Mapa de votação em São Gonçalo no segundo turno: Dimas Gadelha em tons avermelhados e Capitão Nelson em tons esverdeados/Reprodução

Há duas décadas os MBA’s eram novidade, as palavras GEO – Globalização, Empowerment e Orquestration faziam parte da moda e relatavam que, pessoas acima de quarenta anos, não mais participariam de um mercado promissor, que as empresas seriam nas residências.


Nessa mesma época, Agenda 21 já havia sido demonstrado, comprovadamente, ineficaz, aparecendo, assim, outras modelagens, como a redefinição em Sustentabilidade e GRI. Outras definições, já na lata do lixo da história, mas que ainda persistem nas cabeças e nomeações constantes como desenvolvimento econômico, que deixa de lado fatores como o Meio Ambiente e as pessoas(integrantes do Meio Ambiente).

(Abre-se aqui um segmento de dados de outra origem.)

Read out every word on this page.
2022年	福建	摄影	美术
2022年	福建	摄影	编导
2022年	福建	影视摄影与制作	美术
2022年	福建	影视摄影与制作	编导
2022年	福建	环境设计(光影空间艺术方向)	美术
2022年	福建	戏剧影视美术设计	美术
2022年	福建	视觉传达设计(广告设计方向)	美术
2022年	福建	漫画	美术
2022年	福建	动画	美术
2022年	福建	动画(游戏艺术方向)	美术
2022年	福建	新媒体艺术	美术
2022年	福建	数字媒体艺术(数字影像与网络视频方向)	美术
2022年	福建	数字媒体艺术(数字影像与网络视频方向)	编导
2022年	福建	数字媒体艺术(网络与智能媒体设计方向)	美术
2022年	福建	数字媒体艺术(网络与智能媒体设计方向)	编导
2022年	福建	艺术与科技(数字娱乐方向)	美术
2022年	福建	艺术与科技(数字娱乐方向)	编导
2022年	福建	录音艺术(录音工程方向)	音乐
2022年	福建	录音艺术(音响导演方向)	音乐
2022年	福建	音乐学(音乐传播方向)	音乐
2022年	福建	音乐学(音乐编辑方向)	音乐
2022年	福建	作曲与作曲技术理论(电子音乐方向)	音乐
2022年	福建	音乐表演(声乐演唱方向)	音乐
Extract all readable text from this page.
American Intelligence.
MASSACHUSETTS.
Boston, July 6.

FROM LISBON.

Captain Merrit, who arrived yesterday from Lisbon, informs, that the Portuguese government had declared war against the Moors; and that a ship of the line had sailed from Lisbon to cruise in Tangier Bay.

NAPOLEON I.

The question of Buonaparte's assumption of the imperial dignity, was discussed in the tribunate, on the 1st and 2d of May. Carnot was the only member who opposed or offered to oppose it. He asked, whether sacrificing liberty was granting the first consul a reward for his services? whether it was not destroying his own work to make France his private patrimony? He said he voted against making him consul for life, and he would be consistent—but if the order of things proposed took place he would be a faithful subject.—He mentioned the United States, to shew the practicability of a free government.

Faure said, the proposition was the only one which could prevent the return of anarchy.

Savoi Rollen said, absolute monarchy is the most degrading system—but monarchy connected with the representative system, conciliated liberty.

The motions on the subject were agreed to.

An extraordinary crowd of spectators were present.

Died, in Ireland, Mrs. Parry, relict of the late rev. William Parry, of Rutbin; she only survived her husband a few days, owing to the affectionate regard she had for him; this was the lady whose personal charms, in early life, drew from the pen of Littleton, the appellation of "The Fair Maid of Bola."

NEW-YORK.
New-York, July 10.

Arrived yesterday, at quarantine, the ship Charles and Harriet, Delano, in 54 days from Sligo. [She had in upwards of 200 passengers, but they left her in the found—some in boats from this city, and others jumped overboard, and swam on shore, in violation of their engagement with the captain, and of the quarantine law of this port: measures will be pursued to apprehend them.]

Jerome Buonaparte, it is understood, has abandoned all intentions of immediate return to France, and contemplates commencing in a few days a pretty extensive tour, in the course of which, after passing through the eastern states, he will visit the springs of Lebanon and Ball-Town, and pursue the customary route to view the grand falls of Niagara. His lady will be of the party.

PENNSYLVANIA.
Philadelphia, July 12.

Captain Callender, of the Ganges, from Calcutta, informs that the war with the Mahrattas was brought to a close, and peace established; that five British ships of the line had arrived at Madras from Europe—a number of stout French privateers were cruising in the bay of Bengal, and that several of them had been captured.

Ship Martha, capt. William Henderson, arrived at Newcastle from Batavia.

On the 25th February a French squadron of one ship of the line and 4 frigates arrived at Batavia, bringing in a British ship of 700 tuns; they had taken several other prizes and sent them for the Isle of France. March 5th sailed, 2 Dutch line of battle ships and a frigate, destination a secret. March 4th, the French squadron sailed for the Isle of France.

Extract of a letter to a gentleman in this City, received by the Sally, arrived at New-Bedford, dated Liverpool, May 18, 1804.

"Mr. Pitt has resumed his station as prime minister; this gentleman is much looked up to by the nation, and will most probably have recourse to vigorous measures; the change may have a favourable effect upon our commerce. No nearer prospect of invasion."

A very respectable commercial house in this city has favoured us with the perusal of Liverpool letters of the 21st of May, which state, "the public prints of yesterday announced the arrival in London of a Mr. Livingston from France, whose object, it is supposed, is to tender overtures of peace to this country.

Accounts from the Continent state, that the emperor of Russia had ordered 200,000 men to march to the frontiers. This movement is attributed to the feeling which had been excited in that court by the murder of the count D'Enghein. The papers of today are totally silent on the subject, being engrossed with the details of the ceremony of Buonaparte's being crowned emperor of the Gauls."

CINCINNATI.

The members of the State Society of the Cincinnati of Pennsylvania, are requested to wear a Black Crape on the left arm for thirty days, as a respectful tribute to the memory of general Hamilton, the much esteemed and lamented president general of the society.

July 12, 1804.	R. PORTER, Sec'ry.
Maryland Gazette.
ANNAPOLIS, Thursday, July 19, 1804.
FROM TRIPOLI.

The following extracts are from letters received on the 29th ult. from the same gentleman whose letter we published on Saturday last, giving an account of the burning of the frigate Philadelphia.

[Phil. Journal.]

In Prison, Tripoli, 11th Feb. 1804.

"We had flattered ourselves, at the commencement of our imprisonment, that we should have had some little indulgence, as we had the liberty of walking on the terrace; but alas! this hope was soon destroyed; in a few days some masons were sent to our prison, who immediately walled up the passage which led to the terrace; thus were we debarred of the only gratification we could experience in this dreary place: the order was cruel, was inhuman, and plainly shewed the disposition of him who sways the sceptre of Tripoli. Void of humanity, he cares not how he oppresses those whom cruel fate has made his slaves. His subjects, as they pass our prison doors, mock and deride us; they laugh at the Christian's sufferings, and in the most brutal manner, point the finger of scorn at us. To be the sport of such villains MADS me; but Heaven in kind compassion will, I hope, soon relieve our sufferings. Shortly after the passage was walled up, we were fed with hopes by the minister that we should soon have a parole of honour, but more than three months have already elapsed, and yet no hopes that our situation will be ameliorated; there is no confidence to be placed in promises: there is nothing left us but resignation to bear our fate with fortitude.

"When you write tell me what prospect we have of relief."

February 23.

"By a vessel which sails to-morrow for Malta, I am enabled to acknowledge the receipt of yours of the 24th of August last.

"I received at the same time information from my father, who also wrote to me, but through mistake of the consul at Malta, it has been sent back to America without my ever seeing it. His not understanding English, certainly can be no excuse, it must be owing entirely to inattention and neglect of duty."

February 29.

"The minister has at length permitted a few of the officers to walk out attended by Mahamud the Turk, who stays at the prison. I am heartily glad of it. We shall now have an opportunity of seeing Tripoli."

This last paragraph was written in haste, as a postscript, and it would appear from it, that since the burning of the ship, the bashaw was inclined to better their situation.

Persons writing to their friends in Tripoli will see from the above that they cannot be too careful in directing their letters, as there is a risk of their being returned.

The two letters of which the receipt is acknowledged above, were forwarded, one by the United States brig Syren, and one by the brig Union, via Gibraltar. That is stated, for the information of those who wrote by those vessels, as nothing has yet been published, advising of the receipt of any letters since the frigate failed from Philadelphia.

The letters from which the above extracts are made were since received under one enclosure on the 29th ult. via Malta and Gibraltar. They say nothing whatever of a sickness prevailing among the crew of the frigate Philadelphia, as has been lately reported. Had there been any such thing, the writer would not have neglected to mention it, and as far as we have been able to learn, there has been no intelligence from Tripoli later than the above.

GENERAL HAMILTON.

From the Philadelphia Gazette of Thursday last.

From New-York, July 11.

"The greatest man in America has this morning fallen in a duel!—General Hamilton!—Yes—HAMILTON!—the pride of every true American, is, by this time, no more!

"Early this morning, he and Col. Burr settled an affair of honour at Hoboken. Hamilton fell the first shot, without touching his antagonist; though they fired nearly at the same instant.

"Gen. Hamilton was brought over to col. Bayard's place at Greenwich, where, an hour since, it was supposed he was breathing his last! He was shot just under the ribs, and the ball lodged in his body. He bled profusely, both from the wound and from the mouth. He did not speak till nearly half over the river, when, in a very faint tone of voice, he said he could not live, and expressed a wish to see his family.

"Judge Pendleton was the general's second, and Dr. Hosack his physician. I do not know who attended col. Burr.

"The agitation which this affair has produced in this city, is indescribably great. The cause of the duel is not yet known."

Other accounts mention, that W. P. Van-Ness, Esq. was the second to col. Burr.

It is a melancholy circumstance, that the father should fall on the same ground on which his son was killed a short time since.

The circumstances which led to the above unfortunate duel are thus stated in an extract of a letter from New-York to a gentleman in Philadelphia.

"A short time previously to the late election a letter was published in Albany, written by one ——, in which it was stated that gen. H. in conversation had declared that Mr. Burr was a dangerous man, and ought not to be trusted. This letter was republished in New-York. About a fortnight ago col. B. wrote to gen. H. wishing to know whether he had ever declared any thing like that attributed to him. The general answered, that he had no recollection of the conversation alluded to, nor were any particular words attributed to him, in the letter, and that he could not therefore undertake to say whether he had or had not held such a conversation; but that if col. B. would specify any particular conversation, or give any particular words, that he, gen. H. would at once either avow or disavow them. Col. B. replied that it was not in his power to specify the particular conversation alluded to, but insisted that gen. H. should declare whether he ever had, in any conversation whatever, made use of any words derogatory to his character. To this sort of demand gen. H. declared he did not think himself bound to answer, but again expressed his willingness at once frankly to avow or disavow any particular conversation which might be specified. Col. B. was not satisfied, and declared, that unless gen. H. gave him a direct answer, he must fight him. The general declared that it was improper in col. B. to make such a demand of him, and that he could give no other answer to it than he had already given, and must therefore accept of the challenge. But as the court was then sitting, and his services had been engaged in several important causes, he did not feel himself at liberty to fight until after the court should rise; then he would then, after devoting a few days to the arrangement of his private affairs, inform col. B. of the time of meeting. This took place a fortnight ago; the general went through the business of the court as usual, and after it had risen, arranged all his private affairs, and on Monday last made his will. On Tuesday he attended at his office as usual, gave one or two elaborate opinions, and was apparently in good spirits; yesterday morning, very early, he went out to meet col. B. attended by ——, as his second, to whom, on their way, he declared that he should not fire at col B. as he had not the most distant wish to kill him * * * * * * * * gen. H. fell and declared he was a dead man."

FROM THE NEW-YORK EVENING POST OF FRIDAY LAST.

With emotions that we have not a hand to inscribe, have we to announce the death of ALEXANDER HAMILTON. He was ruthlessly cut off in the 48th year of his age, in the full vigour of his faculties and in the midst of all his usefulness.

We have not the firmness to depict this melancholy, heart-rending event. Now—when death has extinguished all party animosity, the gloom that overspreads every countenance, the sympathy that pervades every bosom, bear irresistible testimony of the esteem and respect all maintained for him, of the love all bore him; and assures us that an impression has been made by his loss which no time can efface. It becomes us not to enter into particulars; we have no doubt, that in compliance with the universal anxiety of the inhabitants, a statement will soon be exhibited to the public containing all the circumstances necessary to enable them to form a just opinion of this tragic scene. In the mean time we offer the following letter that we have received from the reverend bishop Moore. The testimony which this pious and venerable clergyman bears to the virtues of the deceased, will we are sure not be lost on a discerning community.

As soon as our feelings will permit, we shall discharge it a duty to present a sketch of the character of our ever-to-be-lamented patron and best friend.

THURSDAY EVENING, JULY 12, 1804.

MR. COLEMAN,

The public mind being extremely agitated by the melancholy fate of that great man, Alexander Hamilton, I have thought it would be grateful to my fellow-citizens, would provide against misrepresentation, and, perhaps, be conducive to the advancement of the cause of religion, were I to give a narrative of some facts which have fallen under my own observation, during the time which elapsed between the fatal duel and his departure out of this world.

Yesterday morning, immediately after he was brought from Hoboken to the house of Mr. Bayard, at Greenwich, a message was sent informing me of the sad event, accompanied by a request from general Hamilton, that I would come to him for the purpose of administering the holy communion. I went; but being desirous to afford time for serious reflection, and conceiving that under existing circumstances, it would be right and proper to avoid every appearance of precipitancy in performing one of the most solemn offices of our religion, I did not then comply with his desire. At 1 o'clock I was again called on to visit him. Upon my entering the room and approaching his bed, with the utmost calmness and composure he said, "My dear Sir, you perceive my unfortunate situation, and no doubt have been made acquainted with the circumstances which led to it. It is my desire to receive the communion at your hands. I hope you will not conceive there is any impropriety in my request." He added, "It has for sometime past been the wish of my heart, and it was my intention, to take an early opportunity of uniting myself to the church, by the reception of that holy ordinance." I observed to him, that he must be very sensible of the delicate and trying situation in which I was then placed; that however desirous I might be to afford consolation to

A agenda 21 foi um dos desdobramentos da ECO 92, e que já teve diversas revisões. É o Ciclo de Deming na prática.


“Deveriam gerenciar o ambiente todo e não apenas o Meio Ambiente”. Já ouvimos essa frase na cidade.


Desde os tempos da ARENA – Aliança Renovadora Nacional, na cidade gerenciada pelo Grupo Lavoura - e MDB, com lideranças diversas, a cidade de São Gonçalo sempre teve, no mínimo, um deputado federal e um deputado estadual, isso com população muitas vezes menor do que a que temos atualmente. Hoje muito mudou.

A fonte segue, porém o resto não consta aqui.